Bugün “anlayana sivrisinek saz” babından “yorumsuz” diyerek, başa gelen,
yaşanan felaketlere bakma, ders alma nasıl olacak?
Ders
almak için ne yapmak gerek?
Nasıl
bakmak gerek?
Anlamak
istemeyenlere davul zurna çalar misali yazıp durmayalım, boşa zaman
harcamayalım! İki kıssa yapalım.
*
Önce:
Cenab-ı Allah’ın, Kur’an-ı Kerim, Nisâ suresi
79’uncu ayette nasıl buyurduğuna bakalım:
“Sana gelen iyilik Allah’tandır. Başına gelen
kötülük ise nefsindedir.”
Yani
felâketler karşısında; “Ne yapalım
Allah’tan” deyip de sıyrılmak yok. Aklını nefsine emanet eylemenin cezasını
çekmek var. Hem dünyada hem ahirette…
*
Sonra:
Hünkar
Hacı Bektaş Veli’ye akıl ile kulak kulak verelim:
“Hararet nardadır, sacda değildir,
Kerâmet baştadır, taçta değildir,
Her ne arar ise kendinde ara,
Kudüs’te, Mekke’de, Hac’da değildir.”
Yani; suçu
ve suçluyu arama işi için, önce aynanın karşısına geçilecek.

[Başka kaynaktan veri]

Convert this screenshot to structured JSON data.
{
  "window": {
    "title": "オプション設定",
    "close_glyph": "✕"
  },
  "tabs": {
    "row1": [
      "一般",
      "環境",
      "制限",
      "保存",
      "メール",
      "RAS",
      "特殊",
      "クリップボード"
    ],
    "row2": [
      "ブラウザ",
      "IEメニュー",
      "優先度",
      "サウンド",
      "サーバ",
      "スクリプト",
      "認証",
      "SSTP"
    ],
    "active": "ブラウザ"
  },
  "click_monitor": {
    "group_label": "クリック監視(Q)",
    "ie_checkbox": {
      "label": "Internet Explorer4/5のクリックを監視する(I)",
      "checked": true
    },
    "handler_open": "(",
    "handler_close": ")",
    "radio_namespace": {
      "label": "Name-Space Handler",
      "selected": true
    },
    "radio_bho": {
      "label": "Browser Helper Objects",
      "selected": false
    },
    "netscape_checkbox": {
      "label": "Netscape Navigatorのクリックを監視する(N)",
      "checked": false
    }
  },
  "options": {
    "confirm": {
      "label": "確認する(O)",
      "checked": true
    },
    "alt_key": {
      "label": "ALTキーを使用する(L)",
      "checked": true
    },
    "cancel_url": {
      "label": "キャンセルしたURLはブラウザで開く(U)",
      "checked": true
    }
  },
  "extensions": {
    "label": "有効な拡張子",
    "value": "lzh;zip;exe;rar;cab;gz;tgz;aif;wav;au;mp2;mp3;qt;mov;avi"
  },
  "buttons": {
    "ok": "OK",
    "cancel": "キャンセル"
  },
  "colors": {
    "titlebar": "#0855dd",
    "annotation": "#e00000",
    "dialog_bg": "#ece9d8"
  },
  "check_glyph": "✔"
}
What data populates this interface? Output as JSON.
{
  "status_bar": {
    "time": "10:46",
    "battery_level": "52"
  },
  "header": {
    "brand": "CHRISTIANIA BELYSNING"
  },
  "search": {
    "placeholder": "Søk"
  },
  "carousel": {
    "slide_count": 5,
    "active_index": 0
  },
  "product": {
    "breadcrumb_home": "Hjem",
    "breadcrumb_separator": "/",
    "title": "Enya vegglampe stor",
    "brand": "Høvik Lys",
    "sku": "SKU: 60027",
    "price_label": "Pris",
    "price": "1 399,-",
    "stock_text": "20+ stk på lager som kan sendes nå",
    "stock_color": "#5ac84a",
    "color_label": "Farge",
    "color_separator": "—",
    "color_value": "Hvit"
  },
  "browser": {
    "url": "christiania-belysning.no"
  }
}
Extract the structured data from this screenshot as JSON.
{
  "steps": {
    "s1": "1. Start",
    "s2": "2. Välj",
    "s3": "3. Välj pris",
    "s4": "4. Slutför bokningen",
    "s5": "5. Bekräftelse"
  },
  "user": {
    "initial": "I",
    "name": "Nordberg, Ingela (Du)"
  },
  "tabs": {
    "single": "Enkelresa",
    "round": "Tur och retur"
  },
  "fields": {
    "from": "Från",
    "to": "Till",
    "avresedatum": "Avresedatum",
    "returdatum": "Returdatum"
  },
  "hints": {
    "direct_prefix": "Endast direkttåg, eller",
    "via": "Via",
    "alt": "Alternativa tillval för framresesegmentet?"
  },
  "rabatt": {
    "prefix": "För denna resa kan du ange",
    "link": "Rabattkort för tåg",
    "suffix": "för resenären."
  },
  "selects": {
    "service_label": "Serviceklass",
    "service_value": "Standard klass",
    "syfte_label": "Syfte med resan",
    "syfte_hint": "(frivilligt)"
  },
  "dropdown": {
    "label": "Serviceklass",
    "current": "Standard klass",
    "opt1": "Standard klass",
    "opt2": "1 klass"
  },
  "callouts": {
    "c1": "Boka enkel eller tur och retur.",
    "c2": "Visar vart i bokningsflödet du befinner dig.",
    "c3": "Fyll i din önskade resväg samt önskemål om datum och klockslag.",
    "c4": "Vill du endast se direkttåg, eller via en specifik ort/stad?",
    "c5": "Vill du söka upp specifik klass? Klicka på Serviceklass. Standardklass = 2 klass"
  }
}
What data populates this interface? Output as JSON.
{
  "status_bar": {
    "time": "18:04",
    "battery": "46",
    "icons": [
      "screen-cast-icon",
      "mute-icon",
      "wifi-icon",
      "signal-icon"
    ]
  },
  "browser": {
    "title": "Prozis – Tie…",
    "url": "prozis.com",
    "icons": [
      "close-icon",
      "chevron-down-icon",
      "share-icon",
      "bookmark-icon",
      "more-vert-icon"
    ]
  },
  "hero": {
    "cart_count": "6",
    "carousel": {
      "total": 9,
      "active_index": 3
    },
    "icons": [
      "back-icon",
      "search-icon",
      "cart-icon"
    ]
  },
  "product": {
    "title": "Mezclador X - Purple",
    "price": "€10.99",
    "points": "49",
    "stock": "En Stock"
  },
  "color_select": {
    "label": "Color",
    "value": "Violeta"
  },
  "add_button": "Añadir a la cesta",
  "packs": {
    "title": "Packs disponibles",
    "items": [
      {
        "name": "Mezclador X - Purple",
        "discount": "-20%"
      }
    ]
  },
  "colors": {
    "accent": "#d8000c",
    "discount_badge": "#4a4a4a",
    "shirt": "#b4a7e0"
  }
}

10 BALIKÇIYA BARINAK YAPAMAYANLAR!
Hiç
uzatmasın, evelemesin, gevelemesinler!
Arsin’de
ekmeğini taştan daha beter olan denizden çıkaran topu topu 10 balıkçıya, eski
yerinde barınak yapmaktan imtina edenler, kaçanlar, hatta bunu gereksiz
bulanlar külliyen dünya hayatı için suç, ahiret için ise günah işlemektedirler.
ÇAY YERİNE ZEHİR İÇİLMESİ
KİMSENİN UMURUNDA DEĞİL!
Artık
“koyun kaval dinler gibi” diye yazmak bile zor geliyor!
Çünkü bu
kadar, böylesine bir yanlışı koyunlara anlatsak, eminim ki dört ayaklı
dostlarım bile anlarlar da, “Bize
hakaret eyleme” diye itiraz ederlerdi!
Sudan
sonra en çok içilen çayın büyük kısmının sağlığa zararlı taklit ve tağşiş
boyalı olarak imal edilenlerden olduğunu yazdıkça yazdık, ama ne anlayan, ne de
görevini yapan var.
Demek
istediğim o ki, “5 dakikada tavşan kanı
dem” denilerek çay ile uzaktan yakından ilgisi olmayan boyalı çöpler
ahaliye zehir niyetine (!) bile bile
içiriliyor! Devlet-i Ali’ye de seyrediyor.